Re: how do you start learning assembly language

På Wed, 16 Jan 2008 00:48:02 +0100, skrev robertwessel2@xxxxxxxxx <robertwessel2@xxxxxxxxx>:

On Jan 15, 7:36 am, //\\\\o//\\\\annabee <w...@xxxxxxxx> wrote:
På Mon, 14 Jan 2008 15:56:06 +0100, skrev Herbert Kleebauer
> RVA is a term from Windows PE files. The CPU knows nothing about a RVA.
> The CPU only knows a virtual, a linear and a physical address.

Ok. so windows does this as a simplification (for it), it pushes the work
down to the linker and loader, so that when the app runs it runs in
a easy to setup (for os coders) virtual environment?

Actually it's pretty universal. Almost all executable formats end up
with one or more "segments" which need to be relocated relative to
each other, and the load point, at load time. Which, of course,
implies fixing up any references.

Before relocating loaders became common, programs were linked to run
at a particular address, and the loader did little more than load the
image at that address (or refuse if it could not).
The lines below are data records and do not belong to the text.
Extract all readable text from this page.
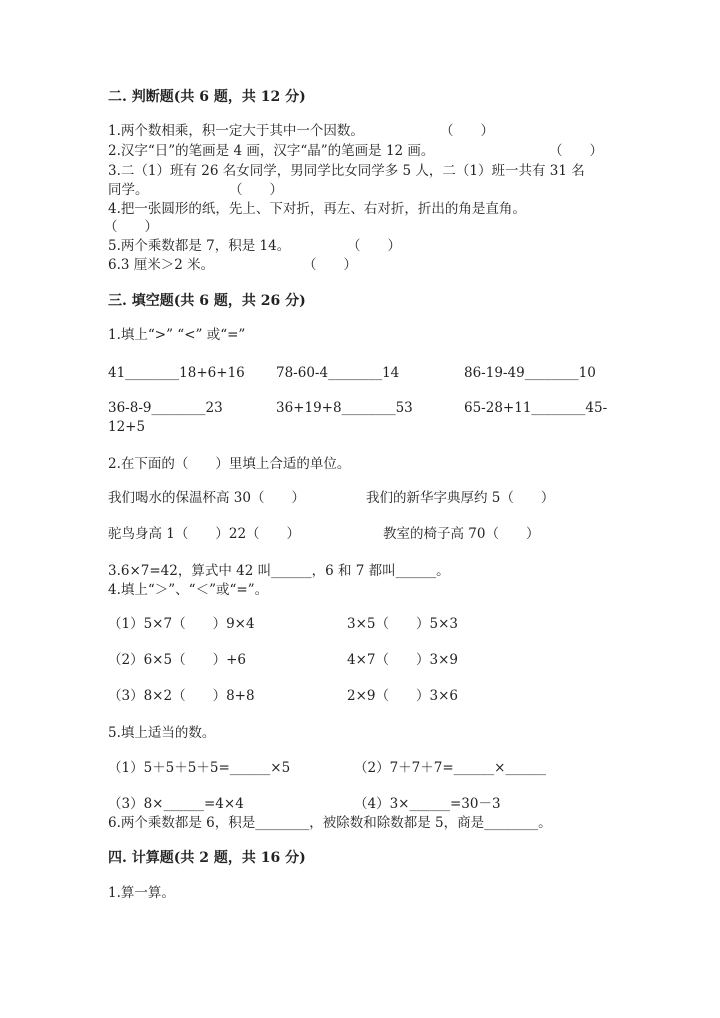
二. 判断题(共 6 题，共 12 分)
1.两个数相乘，积一定大于其中一个因数。	（　　）
2.汉字“日”的笔画是 4 画，汉字“晶”的笔画是 12 画。	（　　）
3.二（1）班有 26 名女同学，男同学比女同学多 5 人，二（1）班一共有 31 名
同学。	（　　）
4.把一张圆形的纸，先上、下对折，再左、右对折，折出的角是直角。
（　　）
5.两个乘数都是 7，积是 14。	（　　）
6.3 厘米＞2 米。	（　　）
三. 填空题(共 6 题，共 26 分)
1.填上“>” “<” 或“=”
41________18+6+16 78-60-4________14	86-19-49________10
36-8-9________23	36+19+8________53	65-28+11________45-
12+5
2.在下面的（　　）里填上合适的单位。
我们喝水的保温杯高 30（　　）	我们的新华字典厚约 5（　　）
驼鸟身高 1（　　）22（　　）	教室的椅子高 70（　　）
3.6×7=42，算式中 42 叫______，6 和 7 都叫______。
4.填上“＞”、“＜”或“=”。
（1）5×7（　　）9×4	3×5（　　）5×3
（2）6×5（　　）+6	4×7（　　）3×9
（3）8×2（　　）8+8	2×9（　　）3×6
5.填上适当的数。
（1）5＋5＋5＋5=______×5	（2）7＋7＋7=______×______
（3）8×______=4×4	（4）3×______=30－3
6.两个乘数都是 6，积是________，被除数和除数都是 5，商是________。
四. 计算题(共 2 题，共 16 分)
1.算一算。
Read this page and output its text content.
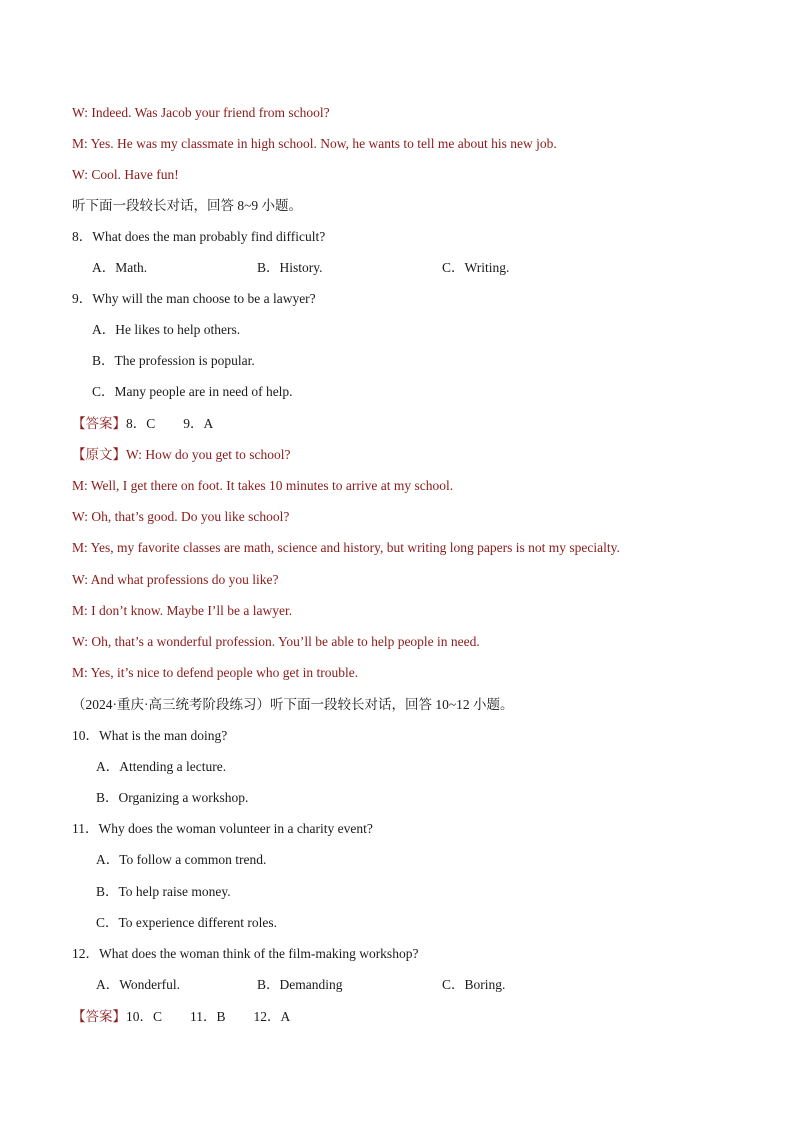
W: Indeed. Was Jacob your friend from school?
M: Yes. He was my classmate in high school. Now, he wants to tell me about his new job.
W: Cool. Have fun!
听下面一段较长对话，回答 8~9 小题。
8．What does the man probably find difficult?
A．Math.	B．History.	C．Writing.
9．Why will the man choose to be a lawyer?
A．He likes to help others.
B．The profession is popular.
C．Many people are in need of help.
【答案】8．C 9．A
【原文】W: How do you get to school?
M: Well, I get there on foot. It takes 10 minutes to arrive at my school.
W: Oh, that’s good. Do you like school?
M: Yes, my favorite classes are math, science and history, but writing long papers is not my specialty.
W: And what professions do you like?
M: I don’t know. Maybe I’ll be a lawyer.
W: Oh, that’s a wonderful profession. You’ll be able to help people in need.
M: Yes, it’s nice to defend people who get in trouble.
（2024·重庆·高三统考阶段练习）听下面一段较长对话，回答 10~12 小题。
10．What is the man doing?
A．Attending a lecture.
B．Organizing a workshop.
11．Why does the woman volunteer in a charity event?
A．To follow a common trend.
B．To help raise money.
C．To experience different roles.
12．What does the woman think of the film-making workshop?
A．Wonderful.	B．Demanding	C．Boring.
【答案】10．C 11．B 12．A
In many older
systems, before virtual memory, multi tasking was handled by
partitioning the one address space. So the OS might be in the first
128KB, and three partitions, of possibly different sizes, might follow
that. Without a relocating loader, you had to link the program
correctly for each partition in which you might want to run it.

Most executable formats still allow you to remove the required
relocation information (/FIXED in Windows, for example - which happens
to be the default for .EXEs).

> By both. If you link object modules, then the linker has to do the
> relocation.

Which is what? Is it close to what I thought? Does it need to
change every "Item" (pointer) in each and every image?
Does this happen by pages, or does it all happen at load time?

Typically the linker resolves many of the pointers at link time, but
many require further relocation at load time. The linker is also
responsible for gathering all the different object modules that go
into the one executable. The linker also usually considerably
simplifies the executable by combining similar types of segments from
the different object modules.

For example, if the CPU in question supports IP relative address, say,
perhaps for branches, the linker will likely resolve the entire branch
and link time when it combines the code segments, but a reference from
one segment to another will likely require a relocation entry in the
executable since the two segments will be loaded at the locations the
loader chooses at it's own whim.

Usually the fixups in an executable are rather less numerous and
simpler than the fixups in an object file. Usually all fixups in an
executable are as simple as "adjust word A to the load point of
segment B plus offset C." In many formats, the value stored in the
word needing relocation is the actual offset ("C"), and the relocation
information is simply "add the load point of segment B to the
following words in the image," and the loader just resolves each fixup
with a single add.

In object file, you tend to have all sorts of different types of
fixups, combine types, methods of specifying references, and whatnot,
most of which will go away by the time the linker is done. Further
most object module formats are far more complex than executable file
formats, and often contain much information and structure specific to
the languages that generated them. Even in Windows, where the COFF/PE
format is used for both objects and executables, the executable files
use a much smaller subset of the "features."

Most of the time it's better to consider the executable file format
specification as part of the OS, but *not* the object file format.
The OS has to be able to load the executables, of course, but only the
development tool chain needs to understand object files. Of course,
there is very commonly a "standard" object file format on a given
system, but that's really just a convention which allows you to
combine objects from different sources, and use the standard tools
(like the standard linker) to build them (which is a huge incentive to
stick with the "standard" format). But it's hardly a requirement.
Compilers and whatnot can generate executables directly, or use some
other object file format, and reasonably often do.

Late bindings (calls/references to DLLs) do complicate the picture a
bit, and move what was more traditionally a linker function to the
loader, but even those references tend to stay pretty simple ("paste
the address of DLL D, function E into this word").

Thank you for the reply.

I have a much fuller picture of it now, thanks to all of you.
I hope they never remove the "late binding" stuff, as it allow
for graceful backoff, when a DLL is missing.